About a year later, after fixing up and re-opening the shopping center, Tadros and his lender squabbled over the use of roughly $3 million in insurance proceeds for the property, according to the filing. The lender, a Bank of America trust for investors that own commercial mortgage-backed securities secured by the debt on the shopping center, then filed to foreclose in late November 2021.
Now, after a year in bankruptcy, Tadros and a loan servicer representing the trust are moving forward with a settlement that would allow Tadros to pay off most, but not all, of the $23.3 million owed to the CMBS investors. The Tadros venture plans to sell the shopping center for $20.5 million and transfer the cash to the trust, which has agreed to accept less than the full amount of its claim, according to court documents.
Tadros did not return phone calls and his attorney declined to comment. An attorney representing the lender also declined to comment.
What’s unusual about the arrangement is that the Tadros venture would sell the shopping center to a company led by Nicholas Tadros, the son of Musa Tadros.
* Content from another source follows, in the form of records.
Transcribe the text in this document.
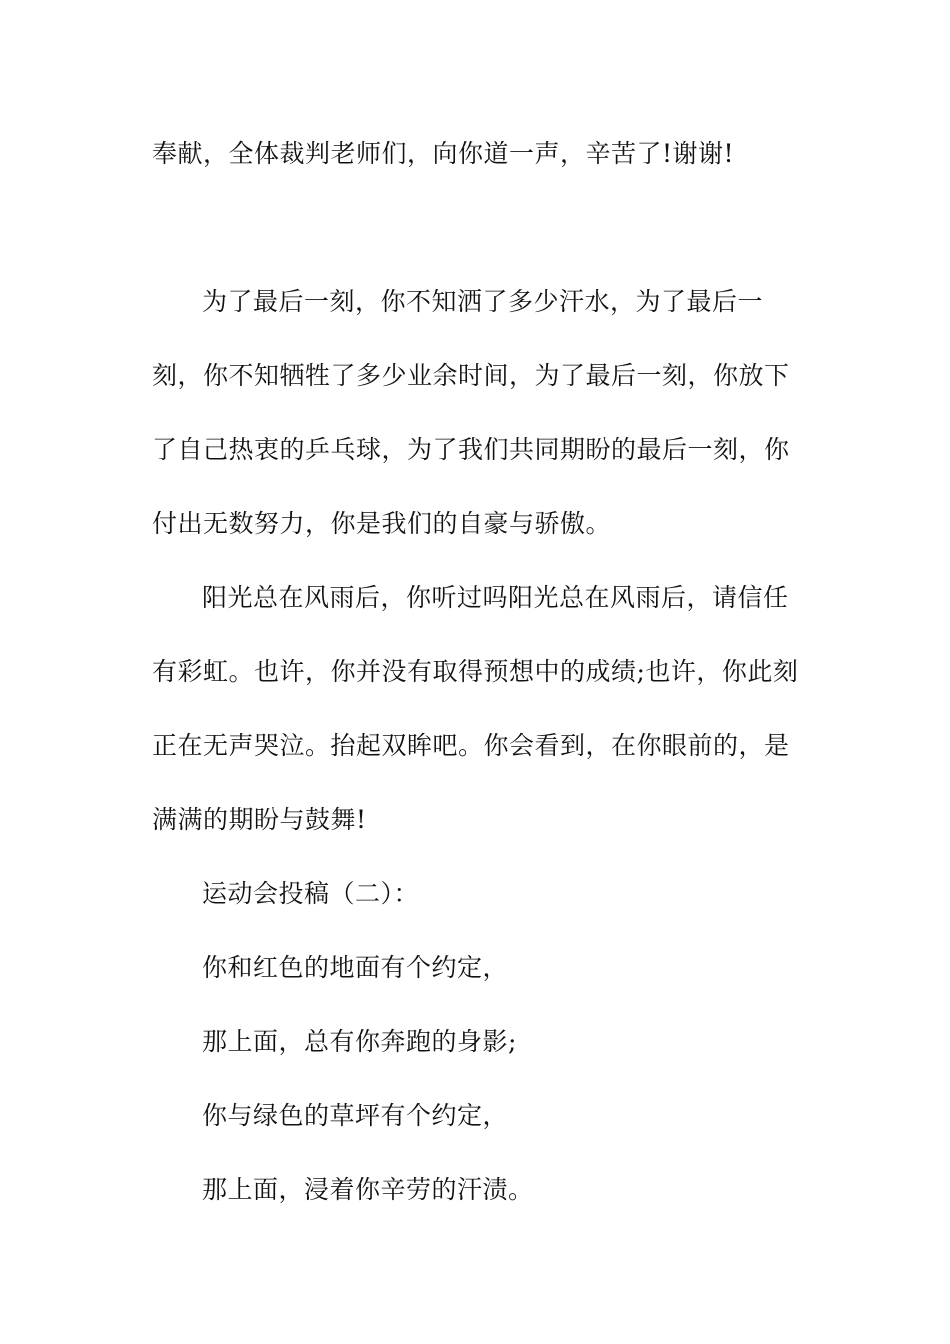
奉献，全体裁判老师们，向你道一声，辛苦了!谢谢!
为了最后一刻，你不知洒了多少汗水，为了最后一
刻，你不知牺牲了多少业余时间，为了最后一刻，你放下
了自己热衷的乒乓球，为了我们共同期盼的最后一刻，你
付出无数努力，你是我们的自豪与骄傲。
阳光总在风雨后，你听过吗阳光总在风雨后，请信任
有彩虹。也许，你并没有取得预想中的成绩;也许，你此刻
正在无声哭泣。抬起双眸吧。你会看到，在你眼前的，是
满满的期盼与鼓舞!
运动会投稿（二）：
你和红色的地面有个约定，
那上面，总有你奔跑的身影;
你与绿色的草坪有个约定，
那上面，浸着你辛劳的汗渍。
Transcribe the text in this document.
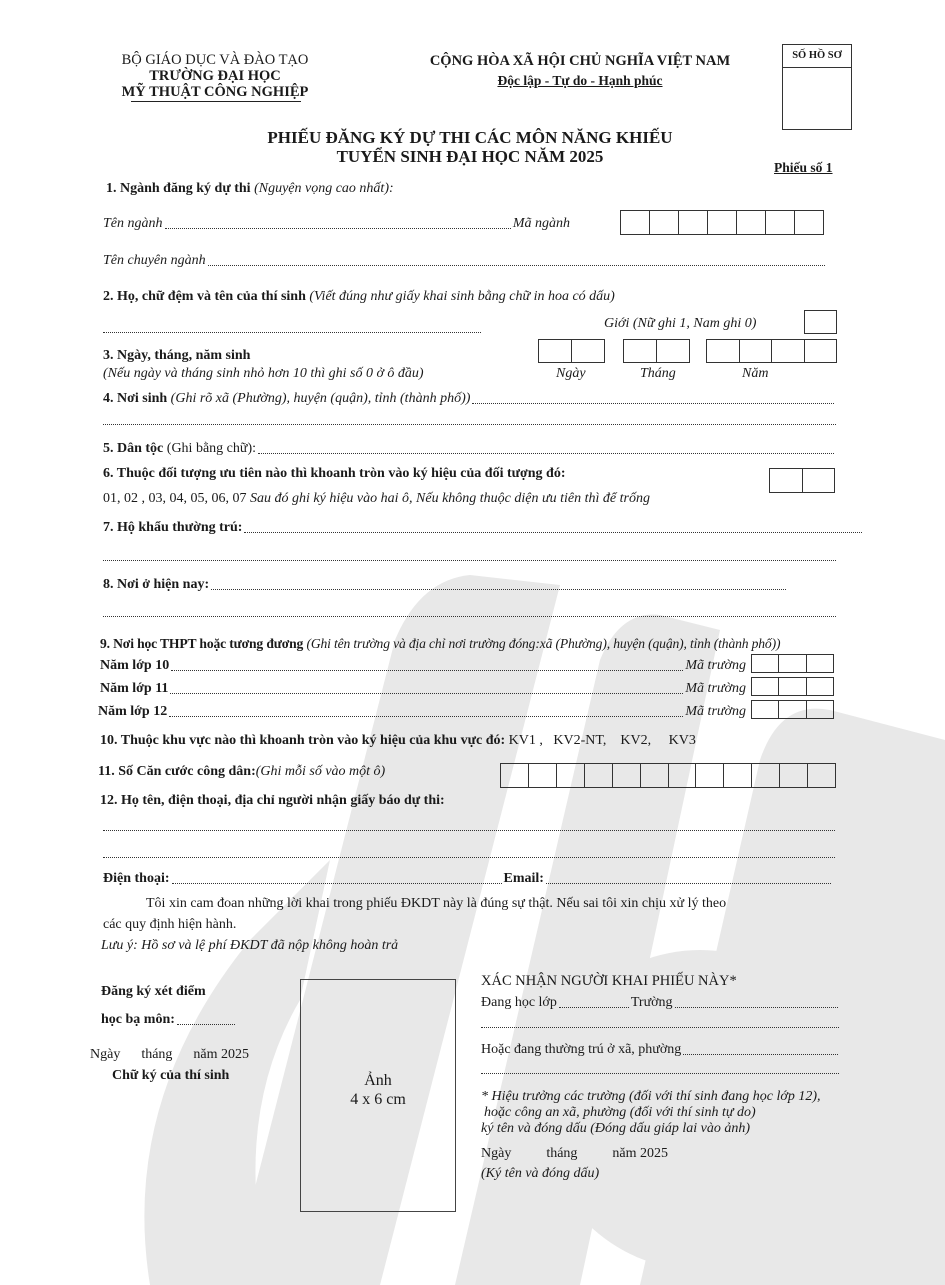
BỘ GIÁO DỤC VÀ ĐÀO TẠO
TRƯỜNG ĐẠI HỌC
MỸ THUẬT CÔNG NGHIỆP
CỘNG HÒA XÃ HỘI CHỦ NGHĨA VIỆT NAM
Độc lập - Tự do - Hạnh phúc
SỐ HỒ SƠ
PHIẾU ĐĂNG KÝ DỰ THI CÁC MÔN NĂNG KHIẾU
TUYỂN SINH ĐẠI HỌC NĂM 2025
Phiếu số 1
1. Ngành đăng ký dự thi (Nguyện vọng cao nhất):
Tên ngành	Mã ngành
Tên chuyên ngành
2. Họ, chữ đệm và tên của thí sinh (Viết đúng như giấy khai sinh bằng chữ in hoa có dấu)
Giới (Nữ ghi 1, Nam ghi 0)
3. Ngày, tháng, năm sinh
(Nếu ngày và tháng sinh nhỏ hơn 10 thì ghi số 0 ở ô đầu)	Ngày	Tháng	Năm
4. Nơi sinh
(Ghi rõ xã (Phường), huyện (quận), tỉnh (thành phố))
5. Dân tộc
(Ghi bằng chữ):
6. Thuộc đối tượng ưu tiên nào thì khoanh tròn vào ký hiệu của đối tượng đó:
01, 02 , 03, 04, 05, 06, 07 Sau đó ghi ký hiệu vào hai ô, Nếu không thuộc diện ưu tiên thì để trống
7. Hộ khẩu thường trú:
8. Nơi ở hiện nay:
9. Nơi học THPT hoặc tương đương (Ghi tên trường và địa chỉ nơi trường đóng:xã (Phường), huyện (quận), tỉnh (thành phố))
Năm lớp 10	Mã trường
Năm lớp 11	Mã trường
Năm lớp 12	Mã trường
10. Thuộc khu vực nào thì khoanh tròn vào ký hiệu của khu vực đó: KV1 ,   KV2-NT,    KV2,     KV3
11. Số Căn cước công dân:(Ghi mỗi số vào một ô)
12. Họ tên, điện thoại, địa chỉ người nhận giấy báo dự thi:
Điện thoại:	Email:
Tôi xin cam đoan những lời khai trong phiếu ĐKDT này là đúng sự thật. Nếu sai tôi xin chịu xử lý theo
các quy định hiện hành.
Lưu ý: Hồ sơ và lệ phí ĐKDT đã nộp không hoàn trả
Đăng ký xét điểm
học bạ môn:
Ngày      tháng      năm 2025
Chữ ký của thí sinh	Ảnh
4 x 6 cm
XÁC NHẬN NGƯỜI KHAI PHIẾU NÀY*
Đang học lớp	Trường
Hoặc đang thường trú ở xã, phường
* Hiệu trưởng các trường (đối với thí sinh đang học lớp 12),
hoặc công an xã, phường (đối với thí sinh tự do)
ký tên và đóng dấu (Đóng dấu giáp lai vào ảnh)
Ngày          tháng          năm 2025
(Ký tên và đóng dấu)
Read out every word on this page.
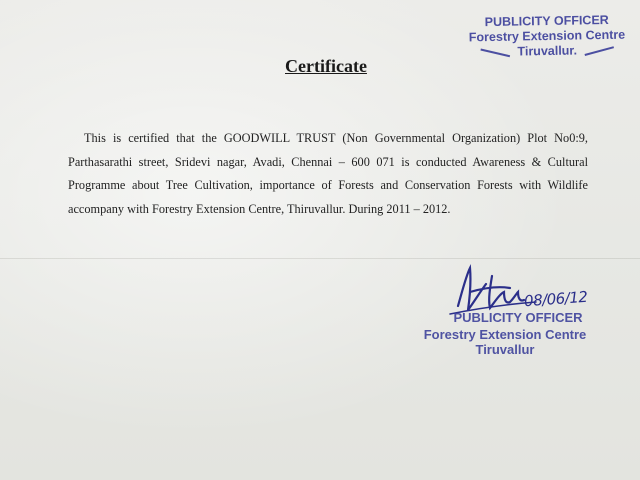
PUBLICITY OFFICER
Forestry Extension Centre
Tiruvallur.
Certificate
This is certified that the GOODWILL TRUST (Non Governmental Organization) Plot No0:9, Parthasarathi street, Sridevi nagar, Avadi, Chennai – 600 071 is conducted Awareness & Cultural Programme about Tree Cultivation, importance of Forests and Conservation Forests with Wildlife accompany with Forestry Extension Centre, Thiruvallur. During 2011 – 2012.
08/06/12
PUBLICITY OFFICER
Forestry Extension Centre
Tiruvallur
The younger Tadros did not return phone calls.
Judge Janet Baer is set to rule on the bankruptcy plan at a May 31 hearing.
Chatham Village Square is leased to tenants including Nike, Walgreens and America’s Kids. The shopping center also includes a former Target store that was not owned by the Tadros venture, but by Minneapolis-based Target. The retailer shut down the store in 2019 and sold it to Chicago developer DL3 Realty, which leased the building to Discover Financial Services. Discover operates a call center out of the building, which DL3 put up for sale last September.